Federación Nacional de Estudiantes Revolucionarios “Rafael Ramírez”

CRISIS E INSEGURIDAD EN MÉXICO: RESULTADO DEL FRACASO DE LÓPEZ OBRADOR

Por: @Juan Carlos Rodríguez Tumalán

Septiembre 02, 2022


CNEC

Atravesamos el peor momento de lo que hemos experimentado en materia de crimen organizado en la historia de México, los cárteles del narcotráfico empiezan diversificar su accionar.
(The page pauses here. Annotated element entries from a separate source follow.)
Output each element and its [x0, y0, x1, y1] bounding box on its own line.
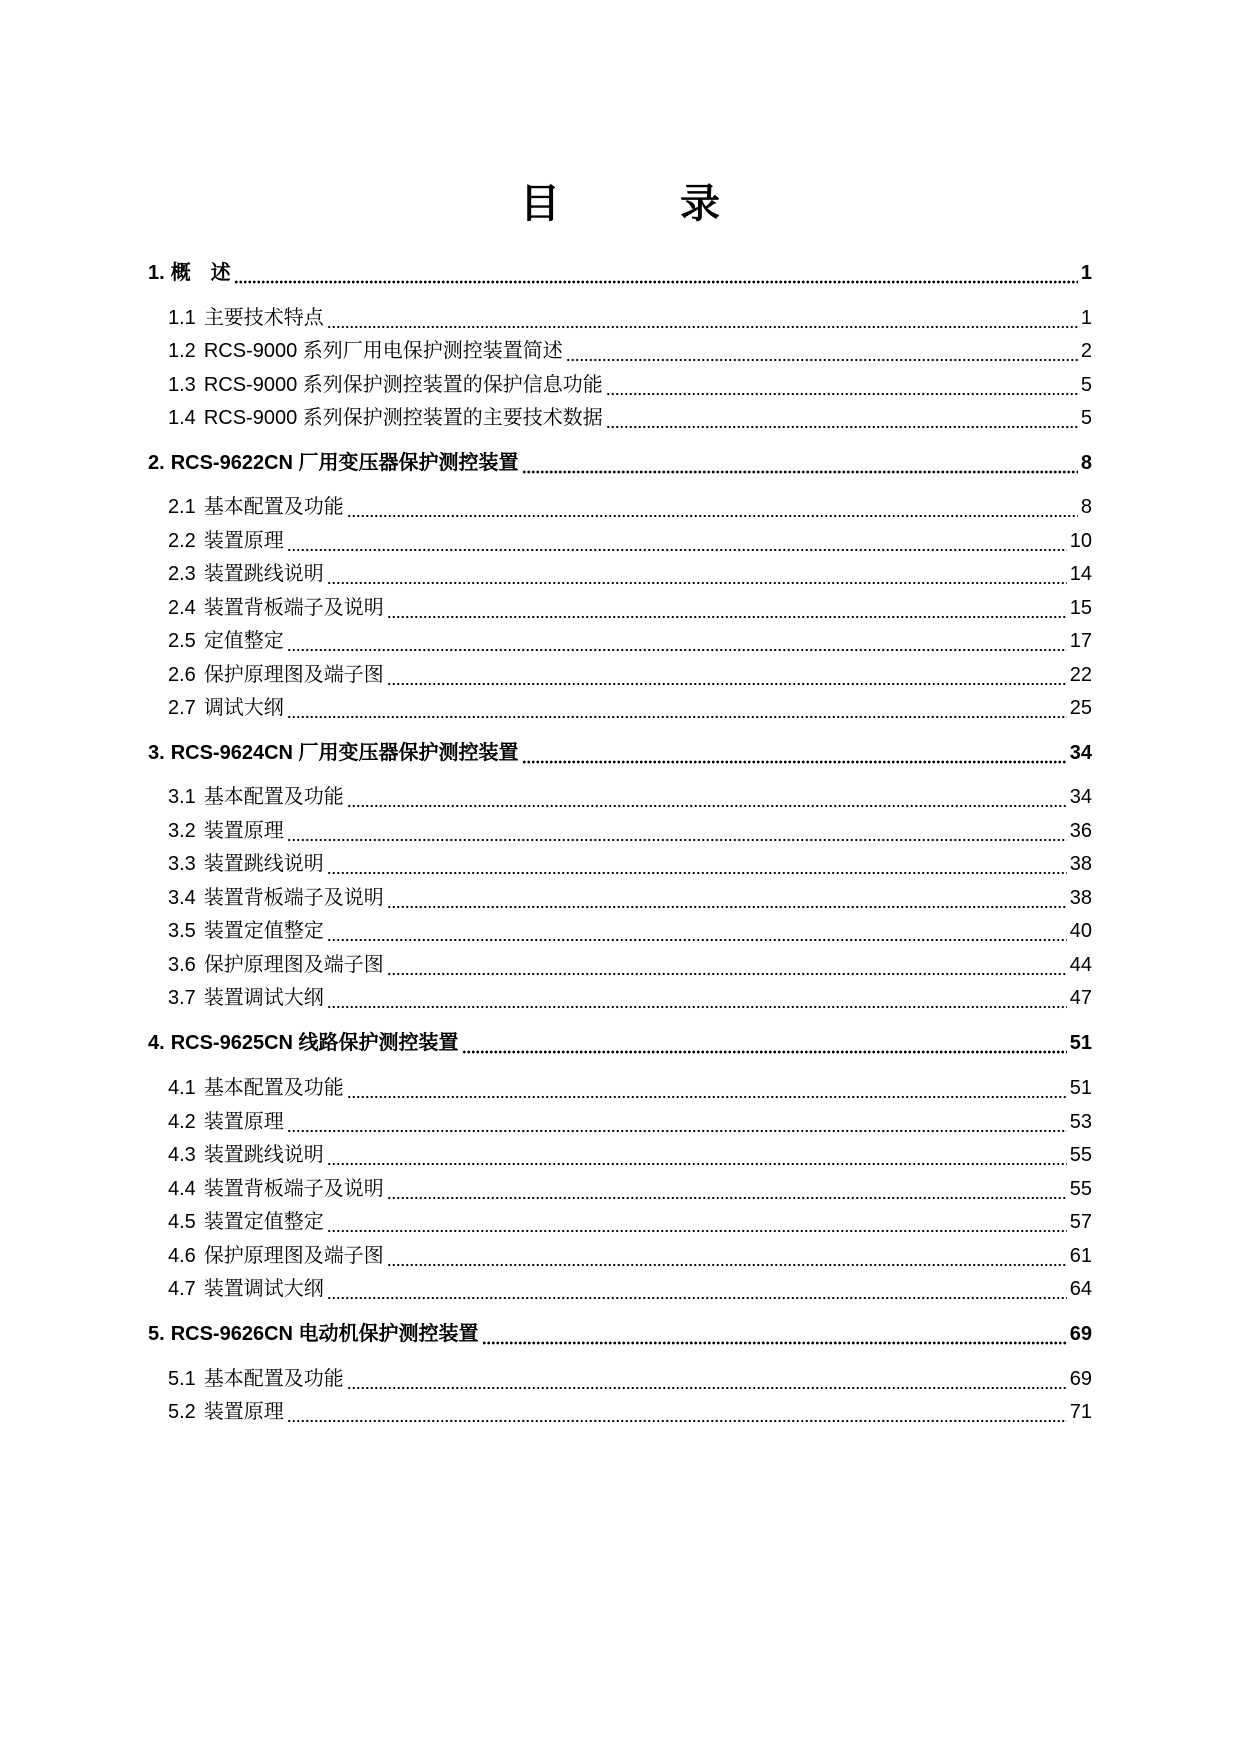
toc-page-number: 1 — [1080, 307, 1092, 329]
dot-leader — [327, 1207, 1067, 1237]
toc-entry-text: RCS-9625CN 线路保护测控装置 — [170, 1032, 459, 1054]
toc-page-number: 22 — [1069, 664, 1092, 686]
toc-entry-number: 2.3 — [168, 563, 196, 585]
dot-leader — [387, 883, 1067, 913]
toc-entry-number: 4.2 — [168, 1111, 196, 1133]
toc-page-number: 71 — [1069, 1401, 1092, 1423]
toc-entry-number: 2.4 — [168, 597, 196, 619]
dot-leader — [327, 983, 1067, 1013]
toc-entry-text: 装置调试大纲 — [203, 987, 324, 1009]
toc-section[interactable] — [168, 693, 1092, 723]
toc-entry-title — [168, 1073, 344, 1103]
toc-section[interactable] — [168, 1174, 1092, 1204]
toc-page-number: 8 — [1080, 452, 1092, 474]
toc-entry-number: 4.4 — [168, 1178, 196, 1200]
toc-page-number: 14 — [1069, 563, 1092, 585]
toc-entry-text: RCS-9000 系列保护测控装置的保护信息功能 — [203, 374, 603, 396]
dot-leader — [347, 492, 1078, 522]
dot-leader — [327, 916, 1067, 946]
dot-leader — [482, 1319, 1067, 1349]
toc-section[interactable] — [168, 1073, 1092, 1103]
toc-page-number: 5 — [1080, 374, 1092, 396]
toc-page-number: 55 — [1069, 1144, 1092, 1166]
toc-entry-number: 4.7 — [168, 1278, 196, 1300]
toc-page-number: 38 — [1069, 887, 1092, 909]
toc-page-number: 61 — [1069, 1245, 1092, 1267]
toc-entry-title — [168, 950, 384, 980]
toc-entry-number: 3.7 — [168, 987, 196, 1009]
toc-entry-number: 4. — [148, 1032, 165, 1054]
toc-entry-title — [168, 370, 603, 400]
dot-leader — [387, 1174, 1067, 1204]
toc-page-number: 2 — [1080, 340, 1092, 362]
toc-entry-number: 5.2 — [168, 1401, 196, 1423]
toc-page-number: 55 — [1069, 1178, 1092, 1200]
toc-section[interactable] — [168, 983, 1092, 1013]
dot-leader — [287, 626, 1067, 656]
toc-page-number: 69 — [1069, 1368, 1092, 1390]
toc-page-number: 53 — [1069, 1111, 1092, 1133]
toc-section[interactable] — [168, 403, 1092, 433]
toc-page-number: 47 — [1069, 987, 1092, 1009]
toc-chapter[interactable] — [148, 1319, 1092, 1349]
toc-entry-title — [168, 1274, 324, 1304]
dot-leader — [566, 336, 1078, 366]
toc-entry-number: 3.1 — [168, 786, 196, 808]
toc-entry-text: 主要技术特点 — [203, 307, 324, 329]
toc-entry-text: RCS-9000 系列保护测控装置的主要技术数据 — [203, 407, 603, 429]
toc-entry-text: 装置跳线说明 — [203, 563, 324, 585]
toc-entry-number: 3.6 — [168, 954, 196, 976]
dot-leader — [606, 403, 1078, 433]
toc-section[interactable] — [168, 816, 1092, 846]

Por mucho tiempo, la violencia en el país había estado asociada en su mayoría a altercados entre grupos criminales, enfrentamientos con las autoridades, venganzas contra otros bandos y la lucha por las plazas de narcomenudeo y para muestra un botón: El pasado 15 de agosto agredieron directamente a la población civil  matando a 11 personas y realizando múltiples incendios de camiones y automóviles, tiendas de conveniencia y gasolineras, todo esto en Ciudad Juárez, Chihuahua.

 

A su estilo López Obrador, salió a justificarse por estos acontecimientos en su mañanera minimizando estos actos, de los cuales todos somos testigos, incluso en algunos momentos se mostró con expresiones de desprecio al dolor ajeno, pues reaccionó con risas cuando mostraba lo que informan los diarios nacionales sobre lo acontecido, asegurando que todo es parte de una conspiración política en su contra por parte de opositores que él llama “conservadores”. Para él pues, no existe ningún problema de seguridad.

 

Son muchos los expertos que opinan que la razón estructural más determinante, por la que ha fallado la estrategia de seguridad pública en el país, radica en que dentro del presupuesto que se destina a la seguridad ciudadana, México es de los países que menos porcentaje de dicho presupuesto asigna a los y las policías y a las fiscalías penales (ministerios públicos), pues solo se les destina el 40% de dicho presupuesto, por el contrario en países como España o Italia, donde existe un menor índice de inseguridad, ese porcentaje ronda en el 70%. La poca inversión del presupuesto público ahoga las capacidades de investigación y prevención del delito. Vemos pues, cómo los recortes presupuestales hacia estos organismos que deberían de encargarse de concretar estrategias específicas en materia de seguridad, no tienen la capacidad de hacerlo en gran medida por la austeridad republicana que proclama el mandatario, la cual los está dejando en el abandono.

 

Recordemos la promesa de campaña que hizo el ahora presidente, en enero de 2018 en Yucatán al frente de un mitin político: “Yo voy a conseguir la paz, ese es mi compromiso, luego en abril del 2020 dijo en Minatitlán, Veracruz: “En seis meses habrá resultados en seguridad” y, como su discurso no produce realidad, vemos que la violencia es una crisis que no se ha podido reducir por más que, en sus “otros datos”, el presidente López Obrador diga lo contrario y defienda su lema “que la estrategia es de abrazos, no balazos, no van a cambiar” acorazado con una soberbia y una prepotencia que desafían al cielo y la tierra, avanza con los ojos cerrados sin importar que su gobierno ya se encuentra superando los 120,000 homicidios del sexenio de Felipe Calderón.

 

La crisis de violencia que vive el país lamentablemente incrementa todos los días, López Obrador debe aceptar que su política no ha dado resultados y que, así como criticó en su momento la política en materia de seguridad de gobiernos pasados, su administración debería mirar atrás, hacer una autocrítica seria de su trabajo y corregir en lo inmediato. Al final de cuentas el mandatario y su militancia de Morena son los que, con su retórica, pretenden negar lo que se impone en la realidad como pretender acabar con la corrupción con un pañuelito blanco o terminar con la pandemia de COVID con imágenes de santos. Ellos son los mismos que vienen del país de los abrazos y suponen que de esa manera van a terminar con la violencia y con el crimen organizado existente en el país.